India a major partnership hub as TNE interest booms
Attracted by its enormous youth population and growing middle class, major international study destinations are flocking to make deals in India, as the country’s National Educational Policy (NEP) pays dividends.
Sector leaders shared how their countries are investing in India during a panel discussion at The PIE Live India in Delhi last week. Vik Singh, Austrade’s trade and investment commissioner for South Asia, said India was now “the belle of the ball” for foreign institutions looking to expand with TNE opportunities.
Comparing India with Malaysia – which has long been a hub of TNE activity – the way the market was “20 years ago”, he noted that the NEP had been the “catalyst” for driving Australia’s Indian educational partnerships, which he said now number 450.
As India becomes a South Asian regional hub for Australian international education, Singh observed that the country’s institutions “are well aware of the opportunities and the choices they have in front of them”.
The British Council’s director of education for India, Rittika Chanda Parruck, said that while “all the world’s excited to partner with India”, the country is also hard at work “prepping itself to become ready to partner” with foreign institutions.
She added that around a dozen top universities in the UK are actively considering opening branch campuses in India – although she conceded that it was possible that not all of them would “reach the endpoint” with their plans.
“Our efforts have been around helping and supporting Indian universities to understand UK universities’ internationalisation journey,” she said. “Sharing information and supporting and exchanging ideas with the newly appointed or, in some cases, more experienced international offices of these universities that are going to actually set in motion the internationalisation agendas in the universities.”
All the world’s excited to partner with India
Rittika Chanda Parruck, British Council India
Her comments follow announcements from a number of UK universities about their plans to open branch campuses in India.
The University of Southampton was the first, revealing in December that it will open a campus near Delhi this summer. It exclusively told The PIE News last week that it has received over 300 applications to date – with some interest from international students.

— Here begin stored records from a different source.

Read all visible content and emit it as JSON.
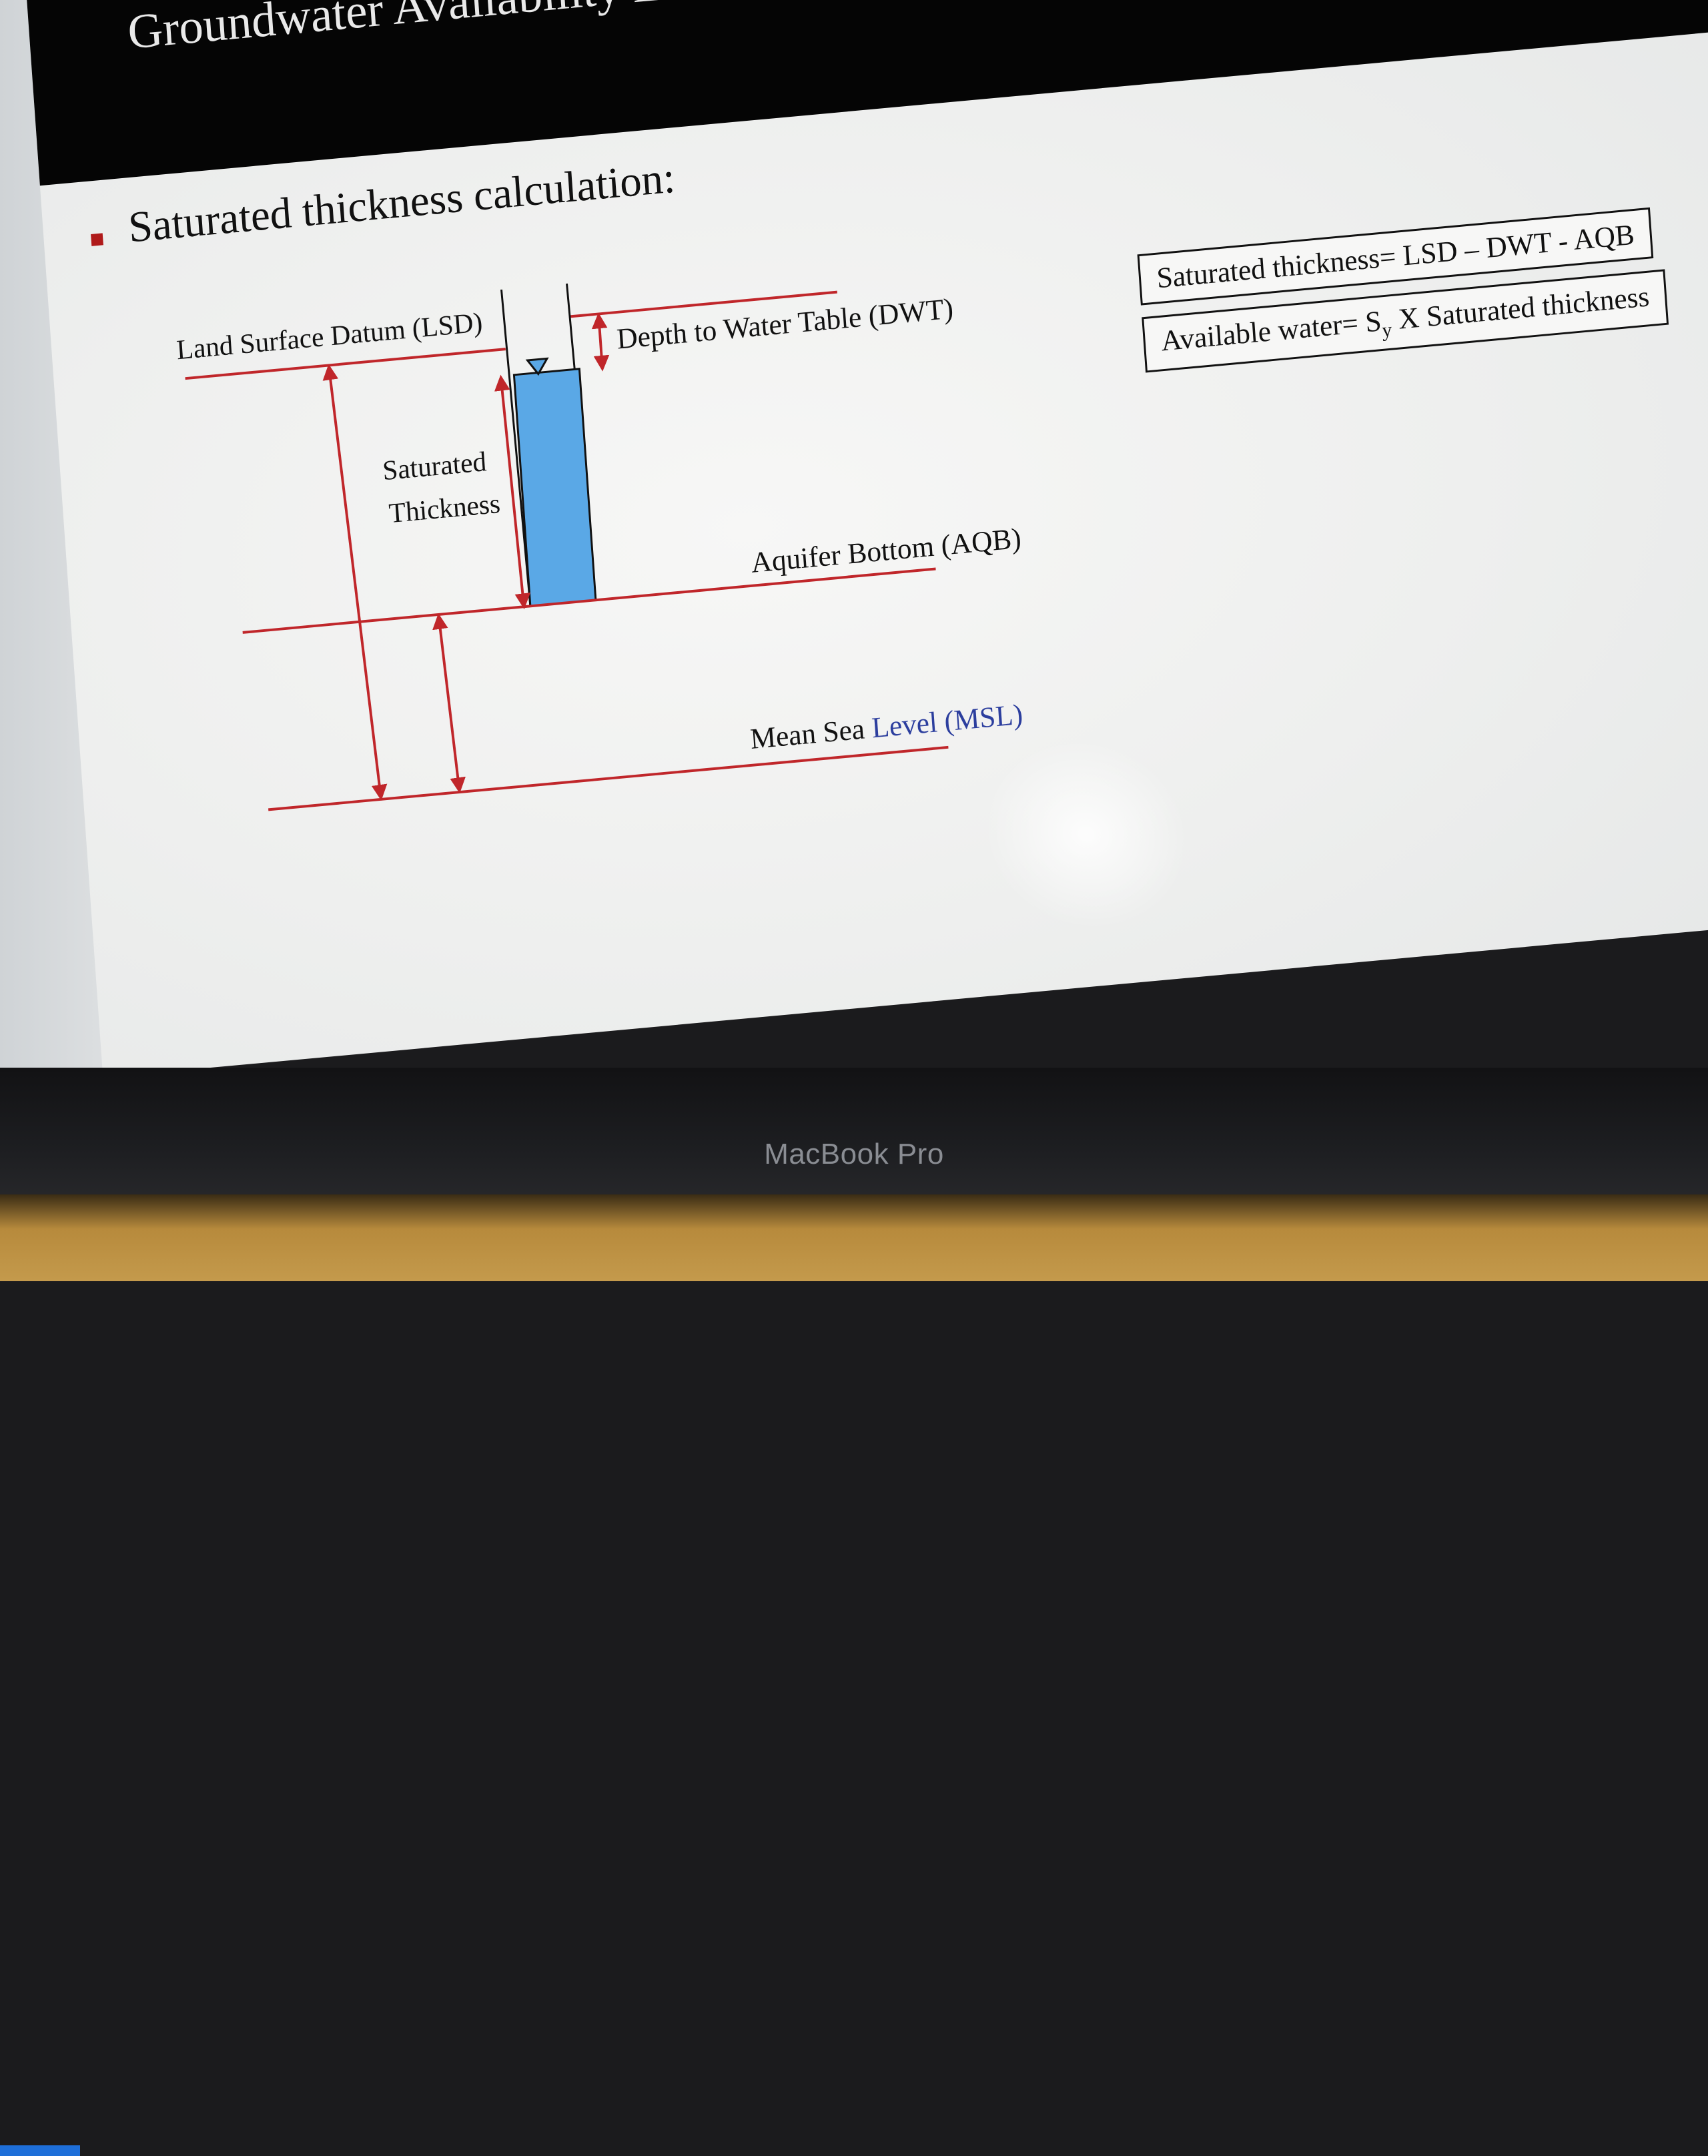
{
  "slide": {
    "title": "Groundwater Availability Estimation: Elements",
    "bullet": "Saturated thickness calculation:"
  },
  "diagram": {
    "lsd": "Land Surface Datum (LSD)",
    "dwt": "Depth to Water Table (DWT)",
    "sat_line1": "Saturated",
    "sat_line2": "Thickness",
    "aqb": "Aquifer Bottom (AQB)",
    "msl_a": "Mean Sea ",
    "msl_b": "Level (MSL)"
  },
  "formulas": {
    "saturated": "Saturated thickness= LSD – DWT - AQB",
    "available_a": "Available water= S",
    "available_sub": "y",
    "available_b": " X Saturated thickness"
  },
  "device": {
    "brand": "MacBook Pro"
  },
  "colors": {
    "line": "#c0262a",
    "water": "#5aa8e6",
    "bullet": "#b01a1a"
  }
}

The University of Surrey and Queens University Belfast have also thrown their hats into the ring, with plans to set up in GIFT City, while the University of Coventry is also expected to set up an Indian campus in the future and the University of Newcastle has revealed it is “seriously considering” following suit.
Tracey Marenghi, head of brand and marketing at Universities Wales, revealed that Wales was home to 28,000 Indian students in 2022/23. “There’s a lot of openness to show them somewhere different, easy to reach, more affordable but that still has those high quality universities,” she told delegates.
But there are also around 33,000 Indian TNE students enrolled in Welsh institutions in India, she said, meaning that “it’s more than physical students coming in”.
Meanwhile, at The PIE Live India, François Thérin, deputy vice-chancellor (research and enterprise) at the University of Cyberjaya in Malaysia, told delegates that Indian exchange students are starting to come to his institution. He remarked that this was an “interesting movement because [previously] there was not that much south-to-south student exchange”.
“We had Indian students studying in Malaysia but exchange is something new, definitely,” he added.
Malaysian institutional collaboration with India is becoming “broader and broader”, Thérin said, adding that as time goes on “there is more added value”.